Professional locksmiths also require licenses from the Texas Private Security Bureau (a division of the Texas Department of Public Safety). There are still many unlicensed locksmiths out there, and the DPS is having none of it. They are proud to have been running sting operations against locksmiths to find, arrest, and fine unlicensed locksmiths.
The DPS will call out a locksmith for a spurious claim, have them perform the work, then ask to see their license. If the locksmith cannot produce his license, then he is arrested and fined by the DPS officers standing by. A local paper has an article about such a sting operation here, towards the bottom of the page. Similar stings have been occurring in California as well.
The Texas Locksmiths Association put out this PDF newsletter with the following feathers in its hat.
In Houston this past May, the DPS put together a sting operation targeting locksmiths who were defrauding the public. This operation took months of work to put together with the Harris County District Attorney’s Office calling most of the shots. The outcome was: two people were jailed, one of the two was deported and three others had their ID checked but were let go. I hope this company and any others like them will get the picture that Texas is no place to defraud the public.
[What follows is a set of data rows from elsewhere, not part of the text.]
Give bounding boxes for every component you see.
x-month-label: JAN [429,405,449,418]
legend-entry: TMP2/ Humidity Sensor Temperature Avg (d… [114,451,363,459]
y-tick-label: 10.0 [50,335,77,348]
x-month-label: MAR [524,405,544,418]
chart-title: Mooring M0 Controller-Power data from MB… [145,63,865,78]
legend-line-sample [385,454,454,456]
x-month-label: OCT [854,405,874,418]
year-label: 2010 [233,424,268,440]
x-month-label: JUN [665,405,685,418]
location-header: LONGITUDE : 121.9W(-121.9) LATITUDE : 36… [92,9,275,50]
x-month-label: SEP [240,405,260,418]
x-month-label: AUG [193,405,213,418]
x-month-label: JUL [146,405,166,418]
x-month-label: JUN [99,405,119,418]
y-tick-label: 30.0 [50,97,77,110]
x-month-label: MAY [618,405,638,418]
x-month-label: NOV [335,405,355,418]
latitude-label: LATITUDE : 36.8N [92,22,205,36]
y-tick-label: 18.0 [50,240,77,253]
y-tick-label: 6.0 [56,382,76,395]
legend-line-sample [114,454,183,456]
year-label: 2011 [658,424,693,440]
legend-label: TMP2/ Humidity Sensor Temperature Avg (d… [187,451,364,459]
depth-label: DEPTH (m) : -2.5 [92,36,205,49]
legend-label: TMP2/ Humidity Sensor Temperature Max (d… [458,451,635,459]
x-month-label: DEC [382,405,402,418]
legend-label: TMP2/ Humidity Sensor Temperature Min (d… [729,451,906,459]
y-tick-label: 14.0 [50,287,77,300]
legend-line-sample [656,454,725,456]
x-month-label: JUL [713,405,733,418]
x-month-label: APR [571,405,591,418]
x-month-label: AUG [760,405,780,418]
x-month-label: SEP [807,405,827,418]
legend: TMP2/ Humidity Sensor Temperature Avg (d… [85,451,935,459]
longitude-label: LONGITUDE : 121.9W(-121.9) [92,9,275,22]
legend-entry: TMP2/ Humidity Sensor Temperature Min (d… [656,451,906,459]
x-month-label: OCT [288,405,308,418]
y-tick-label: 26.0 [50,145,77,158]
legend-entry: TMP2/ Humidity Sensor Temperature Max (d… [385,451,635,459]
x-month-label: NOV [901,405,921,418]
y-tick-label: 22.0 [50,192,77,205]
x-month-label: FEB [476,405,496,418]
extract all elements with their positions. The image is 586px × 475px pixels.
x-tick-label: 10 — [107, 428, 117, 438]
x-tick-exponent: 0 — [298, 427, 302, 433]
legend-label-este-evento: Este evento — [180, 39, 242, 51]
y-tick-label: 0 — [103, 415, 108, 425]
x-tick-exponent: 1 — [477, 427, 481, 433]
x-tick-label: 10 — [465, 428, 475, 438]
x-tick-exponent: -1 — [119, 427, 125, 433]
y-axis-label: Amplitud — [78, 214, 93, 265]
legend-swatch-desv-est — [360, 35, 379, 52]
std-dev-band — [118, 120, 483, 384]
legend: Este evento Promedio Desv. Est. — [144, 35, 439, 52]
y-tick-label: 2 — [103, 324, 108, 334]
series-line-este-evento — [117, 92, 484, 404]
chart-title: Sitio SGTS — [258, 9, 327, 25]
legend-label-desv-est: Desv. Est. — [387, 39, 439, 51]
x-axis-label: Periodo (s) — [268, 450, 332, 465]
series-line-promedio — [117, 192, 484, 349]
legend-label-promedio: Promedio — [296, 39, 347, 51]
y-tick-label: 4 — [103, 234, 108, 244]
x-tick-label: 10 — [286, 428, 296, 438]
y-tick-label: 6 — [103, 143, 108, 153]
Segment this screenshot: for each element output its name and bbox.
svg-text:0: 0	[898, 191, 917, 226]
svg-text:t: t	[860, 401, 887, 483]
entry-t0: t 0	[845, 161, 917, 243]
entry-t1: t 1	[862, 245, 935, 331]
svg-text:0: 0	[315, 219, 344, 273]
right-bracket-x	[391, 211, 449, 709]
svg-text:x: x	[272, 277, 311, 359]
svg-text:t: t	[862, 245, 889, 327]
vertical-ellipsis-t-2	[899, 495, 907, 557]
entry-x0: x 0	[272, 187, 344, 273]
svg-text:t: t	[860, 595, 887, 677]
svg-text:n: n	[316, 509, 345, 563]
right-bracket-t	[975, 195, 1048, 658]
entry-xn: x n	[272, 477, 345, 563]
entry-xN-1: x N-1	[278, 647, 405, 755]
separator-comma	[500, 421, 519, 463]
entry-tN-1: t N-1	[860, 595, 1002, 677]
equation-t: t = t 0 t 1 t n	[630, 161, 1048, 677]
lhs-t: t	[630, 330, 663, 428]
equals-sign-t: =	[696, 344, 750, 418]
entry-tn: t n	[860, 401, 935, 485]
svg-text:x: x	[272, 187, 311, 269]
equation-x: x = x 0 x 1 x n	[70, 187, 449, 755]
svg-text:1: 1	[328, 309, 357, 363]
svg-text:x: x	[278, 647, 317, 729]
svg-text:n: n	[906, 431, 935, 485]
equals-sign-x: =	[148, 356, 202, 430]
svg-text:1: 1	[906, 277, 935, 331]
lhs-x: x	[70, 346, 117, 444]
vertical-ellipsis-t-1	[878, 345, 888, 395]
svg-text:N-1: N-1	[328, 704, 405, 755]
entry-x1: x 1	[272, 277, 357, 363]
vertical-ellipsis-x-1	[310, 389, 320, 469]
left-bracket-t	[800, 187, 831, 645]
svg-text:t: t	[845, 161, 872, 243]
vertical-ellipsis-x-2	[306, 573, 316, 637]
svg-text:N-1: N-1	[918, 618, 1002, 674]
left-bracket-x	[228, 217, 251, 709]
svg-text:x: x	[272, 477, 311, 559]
Your tax dollars at work, folks. “Defrauding the public” is one thing, and failure to comply with a complex and expensive licensing scheme is another. Hardworking, honest professionals are having their livelihoods taken away for not following, or simply being unaware of, this draconian licensing requirement.
These kinds of sting operations may come all too soon to the “unlicensed” computer repair businesses of Texas. Imagine being called out to clean a virus, or report on the surfing habits of a company’s employee and leaving the office in handcuffs. This is the reality that PC techs may face in the future if something is not done to rein in the Texas Private Security Bureau.